A home Jacuzzi tub could constitute "other attendance or treatment" for purposes of WCL § 13(a) (see Matter of Morrell v Onondaga County, 244 AD2d 695 [1997]). However, the physician requesting authorization for the Jacuzzi must set forth "the specific mechanism and function of the device…indicate his reasoning for finding th[e] device to be a medical necessity, and…clearly relate the need for the device to the compensable injury" (Matter of Allied Technical Svcs., Inc., 2009 NY Wrk Comp 09621734). "In the absence of any documentation of the medical necessity of whirlpool and hydrotherapy treatment in the home rather than at a facility outside the home" (Matter of Dixon v. State Univ. College, 283 AD2d 840 [2001], or evidence that "less costly alternatives" (Matter of Washington v New York City Dept. of Transp., 260 AD2d 827 [1999], lv denied 93 NY2d 812 [1999]) were considered, the Board may deny authorization.

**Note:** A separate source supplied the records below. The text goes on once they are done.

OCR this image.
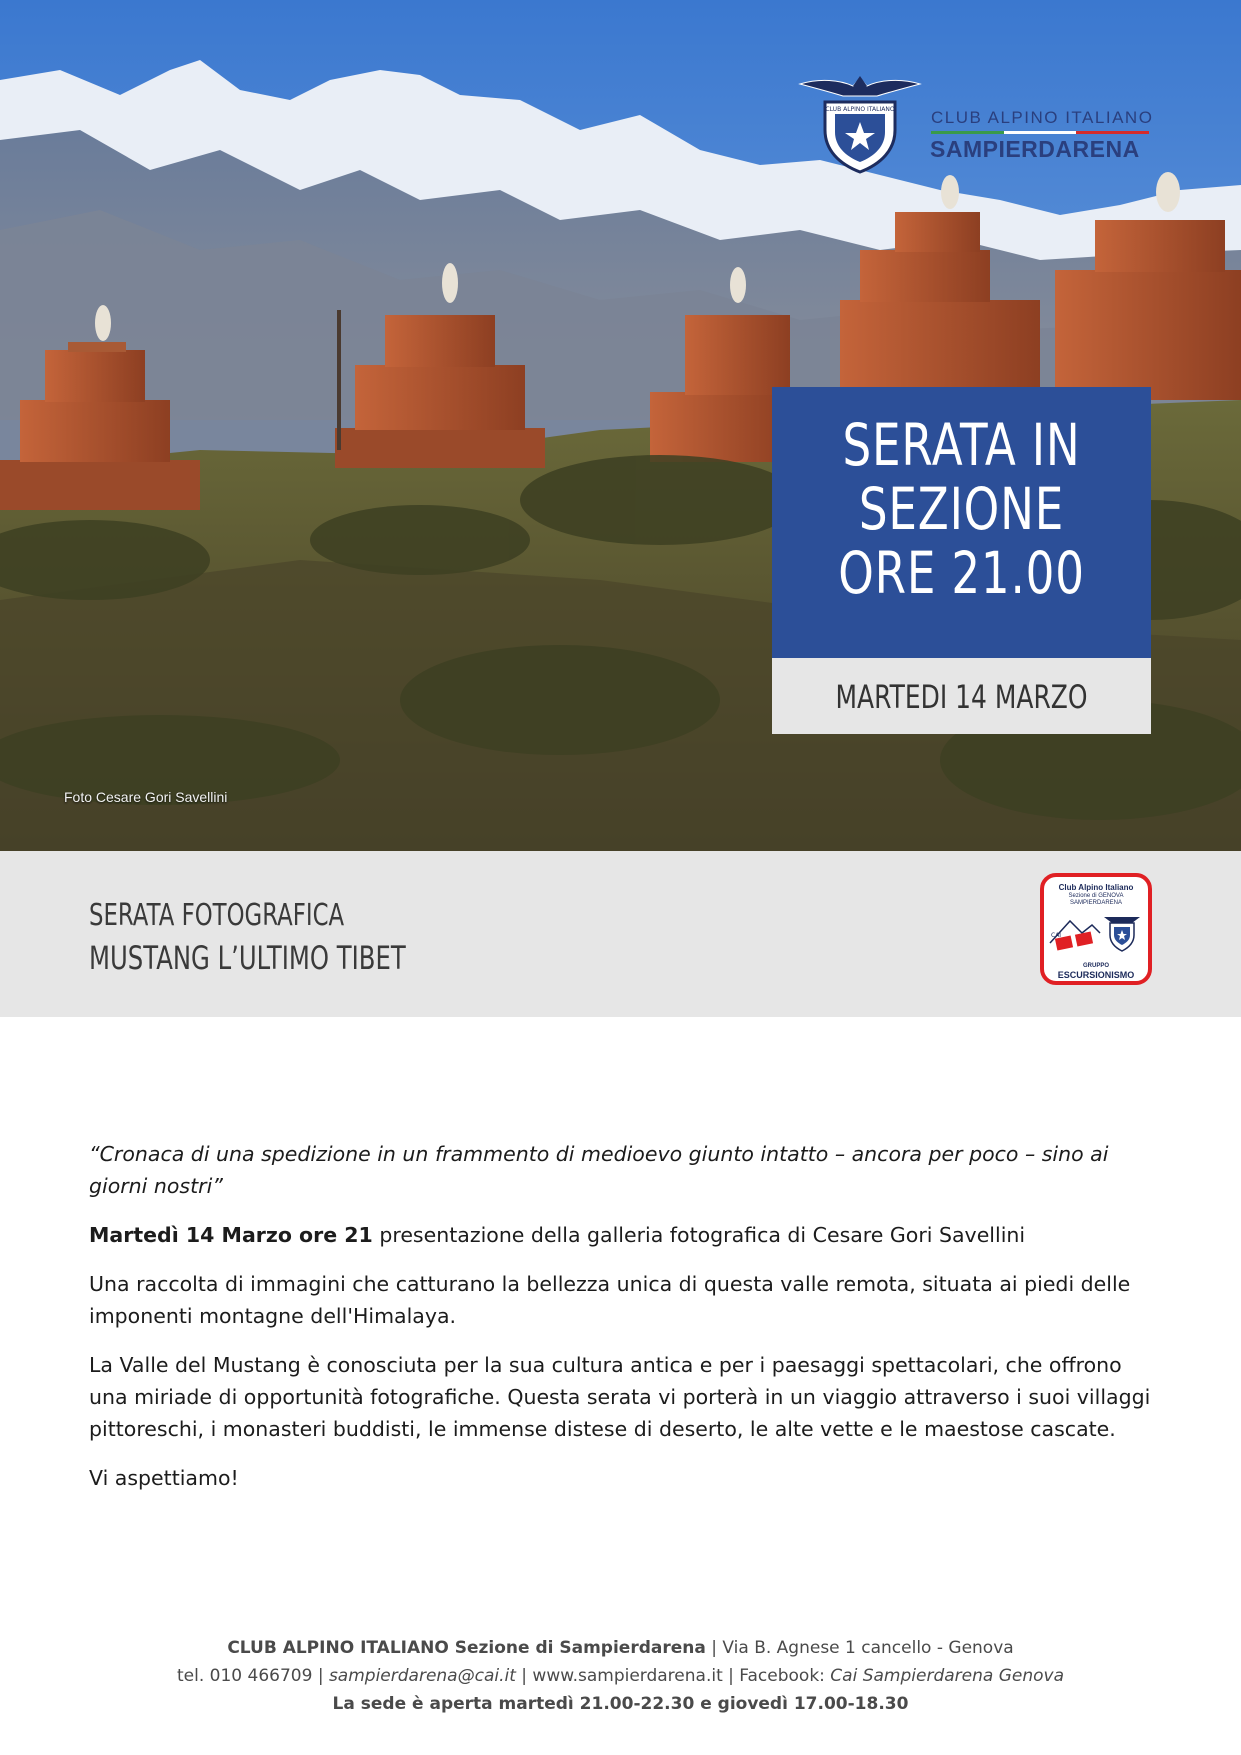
Foto Cesare Gori Savellini
CLUB ALPINO ITALIANO CLUB ALPINO ITALIANO
SAMPIERDARENA
SERATA IN
SEZIONE
ORE 21.00
MARTEDI 14 MARZO
SERATA FOTOGRAFICA
MUSTANG L’ULTIMO TIBET
Club Alpino Italiano
Sezione di GENOVA
SAMPIERDARENA
CAI
GRUPPO
ESCURSIONISMO

“Cronaca di una spedizione in un frammento di medioevo giunto intatto – ancora per poco – sino ai giorni nostri”

Martedì 14 Marzo ore 21 presentazione della galleria fotografica di Cesare Gori Savellini

Una raccolta di immagini che catturano la bellezza unica di questa valle remota, situata ai piedi delle imponenti montagne dell'Himalaya.

La Valle del Mustang è conosciuta per la sua cultura antica e per i paesaggi spettacolari, che offrono una miriade di opportunità fotografiche. Questa serata vi porterà in un viaggio attraverso i suoi villaggi pittoreschi, i monasteri buddisti, le immense distese di deserto, le alte vette e le maestose cascate.

Vi aspettiamo!

CLUB ALPINO ITALIANO Sezione di Sampierdarena | Via B. Agnese 1 cancello - Genova
tel. 010 466709 | sampierdarena@cai.it | www.sampierdarena.it | Facebook: Cai Sampierdarena Genova
La sede è aperta martedì 21.00-22.30 e giovedì 17.00-18.30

In the present case, insufficient medical evidence supports authorization for a Jacuzzi tub in claimant's home. Dr. Johnson's request for authorization, which states simply "tub - heat + pain," is clearly insufficient to warrant authorization for Jacuzzi tub. While Dr. Benton found that the Jacuzzi tub would be "beneficial," he also indicated that less expensive alternatives were available, including aqua-therapy.
Therefore, the preponderance of the evidence in the record supports a finding that there is insufficient medical evidence to support authorization for a Jacuzzi tub to be installed in the claimant's home.
ACCORDINGLY, the WCLJ decision filed May 11, 2010, is RESCINDED, and the claimant's request for authorization for a Jacuzzi tub is denied. No further action is planned by the Board at this time.